Stanford University’s Human-Centered Artificial Intelligence (HAI) has recently released its annual global AI Index surveying the trends in AI research, ethics, investment and commercial use. As it is a thumping 384 pages, we will review the 2023 AI Index in instalments over the next few weeks. This week we look at technological developments – essentially ‘how good has AI really become’?
Who’s doing the R&D on AI?
HAI’s primary conclusion is that there has been a seismic shift in AI research from the university sector to the private sector. Until 2014, most machine learning systems were released by academia. In 2022, there were 32 significant commercially produced machine learning systems compared to just three produced by academia.

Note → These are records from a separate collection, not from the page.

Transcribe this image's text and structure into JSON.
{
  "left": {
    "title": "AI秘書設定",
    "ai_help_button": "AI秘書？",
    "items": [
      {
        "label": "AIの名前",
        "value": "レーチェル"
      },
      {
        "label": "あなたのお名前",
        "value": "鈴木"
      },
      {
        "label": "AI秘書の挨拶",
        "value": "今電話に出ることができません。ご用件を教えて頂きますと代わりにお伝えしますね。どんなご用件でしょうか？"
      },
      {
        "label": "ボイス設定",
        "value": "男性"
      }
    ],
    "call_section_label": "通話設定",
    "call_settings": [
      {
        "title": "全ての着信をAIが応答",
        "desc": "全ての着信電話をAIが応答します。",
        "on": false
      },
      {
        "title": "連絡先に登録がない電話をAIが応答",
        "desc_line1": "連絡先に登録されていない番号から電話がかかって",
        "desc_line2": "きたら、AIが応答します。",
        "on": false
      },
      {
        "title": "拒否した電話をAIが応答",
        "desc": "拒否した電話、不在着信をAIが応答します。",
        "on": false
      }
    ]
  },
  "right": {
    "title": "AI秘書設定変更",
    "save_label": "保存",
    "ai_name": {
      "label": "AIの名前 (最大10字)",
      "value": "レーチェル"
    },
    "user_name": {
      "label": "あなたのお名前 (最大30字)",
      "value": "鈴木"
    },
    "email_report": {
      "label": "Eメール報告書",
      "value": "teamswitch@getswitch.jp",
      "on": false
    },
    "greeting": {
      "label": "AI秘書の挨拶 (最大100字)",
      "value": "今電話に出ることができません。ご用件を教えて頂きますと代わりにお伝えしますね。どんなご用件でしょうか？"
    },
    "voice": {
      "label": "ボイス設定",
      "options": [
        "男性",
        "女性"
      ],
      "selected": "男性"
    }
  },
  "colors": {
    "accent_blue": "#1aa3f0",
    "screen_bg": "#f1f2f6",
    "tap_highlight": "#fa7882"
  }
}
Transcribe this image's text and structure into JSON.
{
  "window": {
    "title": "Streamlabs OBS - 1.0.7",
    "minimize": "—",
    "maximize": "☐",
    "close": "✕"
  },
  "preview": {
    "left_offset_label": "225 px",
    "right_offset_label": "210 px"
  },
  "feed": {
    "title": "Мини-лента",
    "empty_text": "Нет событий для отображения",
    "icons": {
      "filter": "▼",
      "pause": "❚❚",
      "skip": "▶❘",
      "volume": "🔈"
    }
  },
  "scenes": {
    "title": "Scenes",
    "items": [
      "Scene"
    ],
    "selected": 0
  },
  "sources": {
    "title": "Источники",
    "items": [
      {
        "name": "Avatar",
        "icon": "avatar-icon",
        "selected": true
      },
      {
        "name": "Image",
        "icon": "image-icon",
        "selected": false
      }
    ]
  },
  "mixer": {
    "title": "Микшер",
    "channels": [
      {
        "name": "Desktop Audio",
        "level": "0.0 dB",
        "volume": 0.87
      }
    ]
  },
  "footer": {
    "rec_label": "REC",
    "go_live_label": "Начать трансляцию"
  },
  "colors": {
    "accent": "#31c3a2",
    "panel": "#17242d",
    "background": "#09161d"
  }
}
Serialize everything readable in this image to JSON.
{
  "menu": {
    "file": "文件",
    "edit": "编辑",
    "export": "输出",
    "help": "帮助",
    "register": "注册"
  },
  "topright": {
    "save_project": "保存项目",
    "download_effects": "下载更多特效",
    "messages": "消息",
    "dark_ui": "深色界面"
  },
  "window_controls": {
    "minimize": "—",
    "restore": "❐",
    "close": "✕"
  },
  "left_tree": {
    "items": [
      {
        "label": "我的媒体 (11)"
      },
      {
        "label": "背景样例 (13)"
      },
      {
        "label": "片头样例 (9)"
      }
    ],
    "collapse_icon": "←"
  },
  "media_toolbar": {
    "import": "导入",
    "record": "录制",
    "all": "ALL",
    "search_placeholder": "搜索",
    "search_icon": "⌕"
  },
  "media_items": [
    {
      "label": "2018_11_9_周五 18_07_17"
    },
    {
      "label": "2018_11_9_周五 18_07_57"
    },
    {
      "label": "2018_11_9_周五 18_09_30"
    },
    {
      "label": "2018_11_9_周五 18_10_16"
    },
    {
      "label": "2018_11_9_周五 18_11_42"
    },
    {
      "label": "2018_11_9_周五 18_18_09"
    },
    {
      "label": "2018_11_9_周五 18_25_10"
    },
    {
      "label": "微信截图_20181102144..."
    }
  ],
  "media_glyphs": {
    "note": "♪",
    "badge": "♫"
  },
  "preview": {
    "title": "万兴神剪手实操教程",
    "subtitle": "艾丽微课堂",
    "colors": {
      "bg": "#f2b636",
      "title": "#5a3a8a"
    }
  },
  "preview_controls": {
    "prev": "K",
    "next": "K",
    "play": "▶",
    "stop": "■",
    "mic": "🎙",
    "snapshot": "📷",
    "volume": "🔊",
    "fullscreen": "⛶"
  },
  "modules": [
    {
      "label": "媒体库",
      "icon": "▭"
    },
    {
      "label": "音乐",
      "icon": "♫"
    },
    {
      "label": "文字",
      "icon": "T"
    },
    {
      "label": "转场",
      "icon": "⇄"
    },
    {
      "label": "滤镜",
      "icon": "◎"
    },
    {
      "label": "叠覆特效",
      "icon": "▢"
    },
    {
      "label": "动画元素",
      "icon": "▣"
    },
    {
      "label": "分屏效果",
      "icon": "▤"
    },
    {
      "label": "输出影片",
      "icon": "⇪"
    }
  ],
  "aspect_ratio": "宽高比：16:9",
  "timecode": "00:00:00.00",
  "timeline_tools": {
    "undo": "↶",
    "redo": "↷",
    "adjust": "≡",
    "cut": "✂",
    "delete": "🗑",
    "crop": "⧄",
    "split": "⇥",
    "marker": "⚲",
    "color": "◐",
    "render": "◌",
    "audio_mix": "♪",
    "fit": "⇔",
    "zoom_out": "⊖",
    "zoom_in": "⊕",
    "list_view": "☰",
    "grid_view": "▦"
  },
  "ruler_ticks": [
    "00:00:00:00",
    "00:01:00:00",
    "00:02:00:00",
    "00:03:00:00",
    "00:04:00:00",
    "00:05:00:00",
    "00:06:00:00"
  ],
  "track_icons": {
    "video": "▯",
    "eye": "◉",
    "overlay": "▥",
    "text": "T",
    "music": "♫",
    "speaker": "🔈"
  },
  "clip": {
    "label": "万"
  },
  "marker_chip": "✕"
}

The ‘privatisation’ of AI is likely to be irreversible because, as HAI notes, “[b]uilding state-of-the-art AI systems increasingly requires large amounts of data, computer power, and money—resources that industry actors inherently possess in greater amounts compared to nonprofits and academia.” For example, PaLM, launched by Google in 2022, had 540 billion parameters, nearly 360 times more than GPT-2 released in 2019, and PaLM cost US$8.1 million to train compared to US$50,000 for GPT-2.
Unsurprisingly, the development focus is on large language models (LLMs), like ChatGPT. Of the 36 significant AI machine learning systems released in 2022, LLMs were the most common class of system: 23 significant LLMs were released, roughly six times the number of the next most common system type, multimodal systems, with only 2 new specialist vision and 2 new speech systems.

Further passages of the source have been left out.